Implementing Mixed-Span Waterfall Layout in Flutter
To enable mixed‑span waterfall layouts in Flutter, we built a custom FlowView that mimics RecyclerView’s StaggeredGridLayoutManager, handling normal and full‑width cards by dynamically selecting the shortest or tallest column, recycling off‑screen items, and achieving performance comparable to native GridView, now deployed in Xianyu’s home and search pages.
Flow layouts are widely used for feed‑style pages in both web and native applications. In e‑commerce scenarios such as Taobao, JD, Meituan, and Xianyu, a multi‑column waterfall layout is needed where the container column count is fixed but each card may have a different height.
Native platforms provide CollectionView (iOS) and RecyclerView (Android) for such use cases, but Flutter originally only offered ListView and GridView without native waterfall support. Existing open‑source solutions (WaterFallFlow, FlutterStaggeredGridView) cannot satisfy Xianyu’s mixed‑span requirements, such as full‑width banner cards mixed with regular cards.
We therefore implemented a custom layout inspired by RecyclerView’s StaggeredGridLayoutManager , supporting both normal cards and full‑span (full‑width) cards.
Grid Layout Analysis – The size of a grid card is determined by crossAxisCount (column count) and childAspectRatio . The width is the screen width divided by the column count, and the height is derived from the aspect ratio. Example initialization:
GridView.count({
@required int crossAxisCount,
double childAspectRatio = 1.0,
})Position calculation uses the card index: crossAxisStart = (index % crossAxisCount) * crossAxisStride for the x‑coordinate and scrollOffset = (index ~/ crossAxisCount) * mainAxisStride for the y‑coordinate.
Waterfall Layout Size Calculation – Two card types are considered:
Normal cards: width follows crossAxisCount division; height is variable and can be supplied via an IndexedMainAxisExtentBuilder callback.
Full‑span cards: width always equals the screen width; height is also supplied via the same callback.
typedef double IndexedMainAxisExtentBuilder(int index);
typedef bool IndexedFullSpanBuilder(int index);The layout is created with:
FlowView.count({
@required int crossAxisCount,
IndexedFullSpanBuilder fullSpanBuilder,
IndexedMainAxisExtentBuilder mainAxisExtentBuilder,
})Waterfall Position Calculation – For normal cards, the next card is placed below the column with the smallest current offset (the “lowest” column). For full‑span cards, the card is placed after the column with the largest offset (the “highest” column). The algorithm updates a list of column offsets and selects the appropriate column based on the card type.

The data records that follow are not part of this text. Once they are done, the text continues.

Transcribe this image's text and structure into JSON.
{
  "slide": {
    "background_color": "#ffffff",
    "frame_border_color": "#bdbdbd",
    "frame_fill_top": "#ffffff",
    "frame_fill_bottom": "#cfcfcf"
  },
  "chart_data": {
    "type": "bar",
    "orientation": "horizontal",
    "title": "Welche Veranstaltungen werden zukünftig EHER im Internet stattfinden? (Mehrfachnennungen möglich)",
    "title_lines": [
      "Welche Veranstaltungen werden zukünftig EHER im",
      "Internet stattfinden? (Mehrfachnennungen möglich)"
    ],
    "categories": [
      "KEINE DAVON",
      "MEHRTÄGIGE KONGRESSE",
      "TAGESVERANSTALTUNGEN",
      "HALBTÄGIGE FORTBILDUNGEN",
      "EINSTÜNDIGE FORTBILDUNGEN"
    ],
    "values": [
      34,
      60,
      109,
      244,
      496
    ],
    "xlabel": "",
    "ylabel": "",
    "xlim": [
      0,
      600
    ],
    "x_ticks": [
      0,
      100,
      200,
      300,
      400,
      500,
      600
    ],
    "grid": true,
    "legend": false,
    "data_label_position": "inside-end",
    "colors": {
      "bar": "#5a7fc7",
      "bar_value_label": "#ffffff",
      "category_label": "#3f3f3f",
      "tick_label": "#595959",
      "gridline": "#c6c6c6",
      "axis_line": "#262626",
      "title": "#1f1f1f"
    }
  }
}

SliverFlowGeometry getGeometryForChildIndex(int index, List
startOffsets) {
bool isFullSpan = _getIsFullSpan(index);
double maxOffset = startOffsets.reduce(math.max);
double minOffset = startOffsets.reduce(math.min);
var scrollOffset = minOffset;
var crossAxisIndex = startOffsets.indexOf(minOffset);
int needCrossAxisCount = isFullSpan ? crossAxisCount : 1;
if (isFullSpan) {
scrollOffset = maxOffset;
crossAxisIndex = 0;
}
var crossAxisOffset = crossAxisIndex * crossAxisStride;
var mainAxisExtent = _getChildMainAxisExtent(index);
return SliverFlowGeometry(
scrollOffset: scrollOffset,
crossAxisOffset: crossAxisOffset,
mainAxisExtent: mainAxisExtent,
crossAxisExtent: crossAxisStride * needCrossAxisCount - crossAxisSpacing,
isFullSpan: isFullSpan,
crossAxisIndex: crossAxisIndex,
);
}Memory Recycling & Performance Optimization – Because a scrolling container may contain a huge number of cards, only the visible cards and a small cache are laid out. The layout is paginated by a configurable PageSize (typically a screen height). Each page records its column offsets, allowing the system to recycle cards that are completely off‑screen when scrolling up or down.

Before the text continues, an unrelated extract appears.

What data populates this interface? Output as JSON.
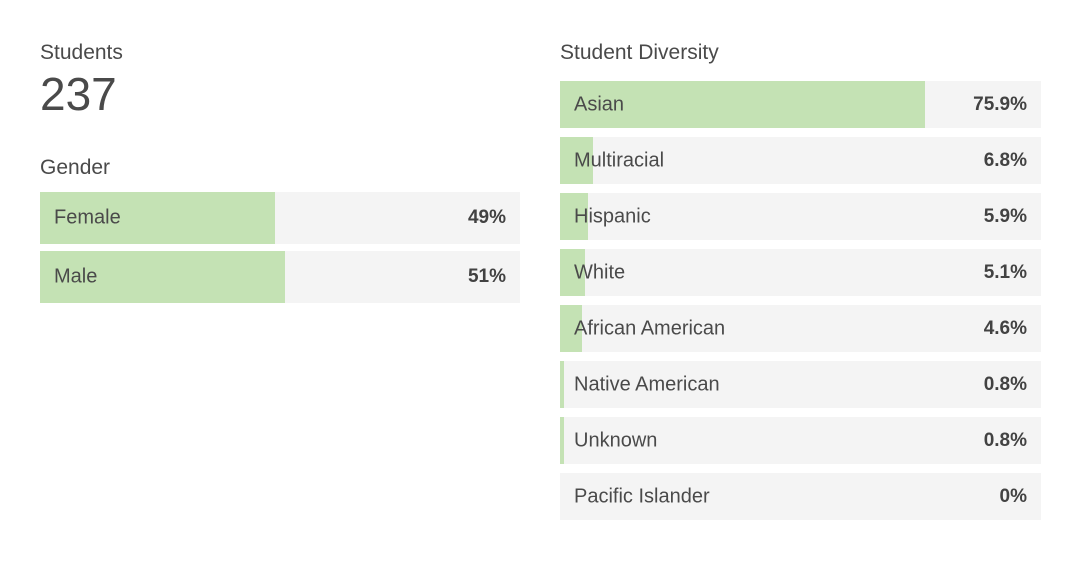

Performance tests comparing the custom FlowView with the native GridView show comparable frame rates after dynamically adjusting the page size based on average card height.

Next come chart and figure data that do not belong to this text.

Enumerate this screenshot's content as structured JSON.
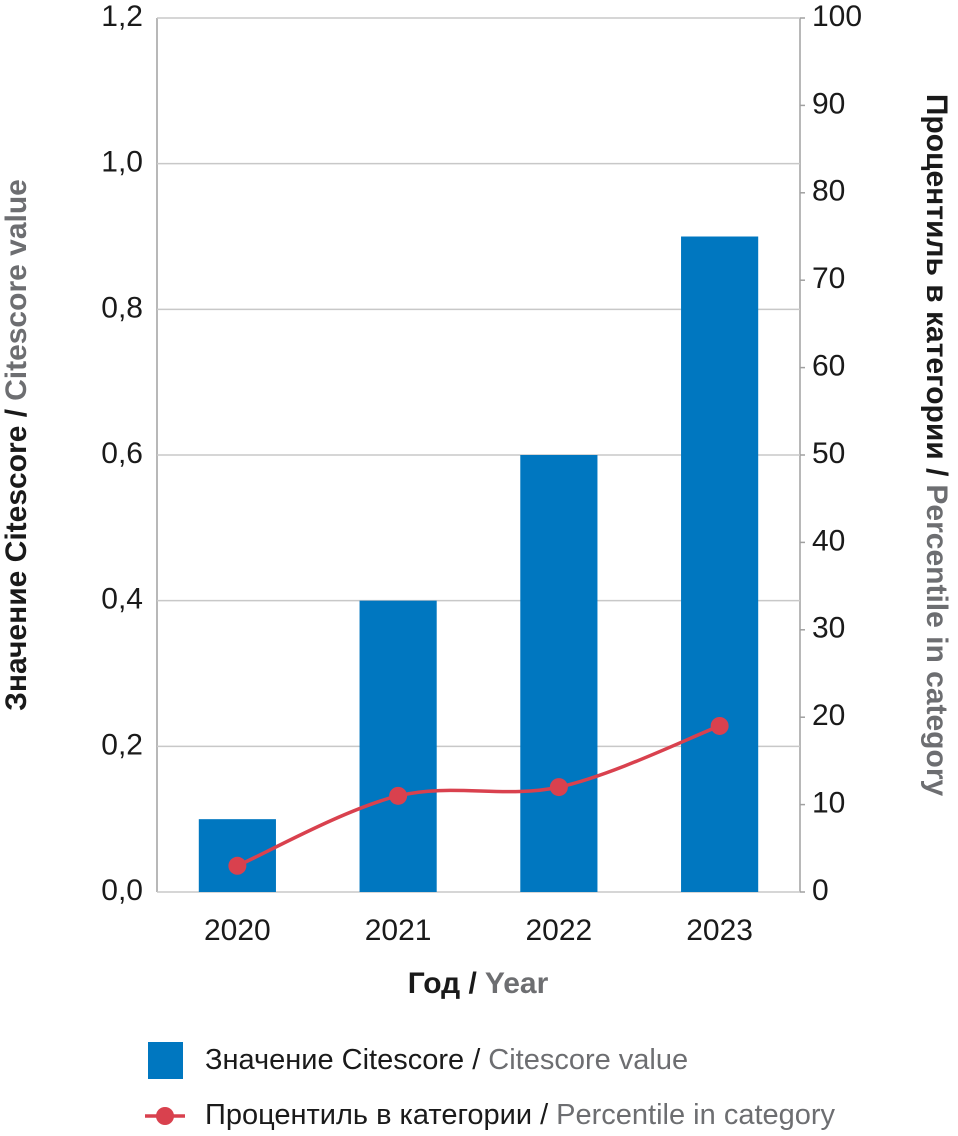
{
  "chart_data": {
    "type": "bar_line",
    "y_label": "Значение Citescore /",
    "y_label_en": "Citescore value",
    "y2_label": "Процентиль в категории /",
    "y2_label_en": "Percentile in category",
    "x_label": "Год /",
    "x_label_en": "Year",
    "categories": [
      "2020",
      "2021",
      "2022",
      "2023"
    ],
    "series": [
      {
        "name": "Значение Citescore /",
        "name_en": "Citescore value",
        "type": "bar",
        "color": "#0077c0",
        "values": [
          0.1,
          0.4,
          0.6,
          0.9
        ]
      },
      {
        "name": "Процентиль в категории /",
        "name_en": "Percentile in category",
        "type": "line",
        "axis": "y2",
        "color": "#d9414e",
        "values": [
          3,
          11,
          12,
          19
        ]
      }
    ],
    "ylim": [
      0,
      1.2
    ],
    "yticks": [
      {
        "value": 0,
        "label": "0,0"
      },
      {
        "value": 0.2,
        "label": "0,2"
      },
      {
        "value": 0.4,
        "label": "0,4"
      },
      {
        "value": 0.6,
        "label": "0,6"
      },
      {
        "value": 0.8,
        "label": "0,8"
      },
      {
        "value": 1.0,
        "label": "1,0"
      },
      {
        "value": 1.2,
        "label": "1,2"
      }
    ],
    "y2lim": [
      0,
      100
    ],
    "y2ticks": [
      0,
      10,
      20,
      30,
      40,
      50,
      60,
      70,
      80,
      90,
      100
    ],
    "grid": true
  }
}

Effect & Deployment – The implementation is used in Xianyu’s home page and search results, supporting features such as scrollController, reverse scrolling, and both vertical and horizontal directions. The demo demonstrates full functionality and is currently being rolled out gradually.
Conclusion & Outlook – The mixed‑span waterfall layout is now integrated with PowerScrollView. Future work includes supporting variable column counts within a single sliver (similar to RecyclerView’s GridLayoutManager) and further reducing computational overhead for smoother scrolling.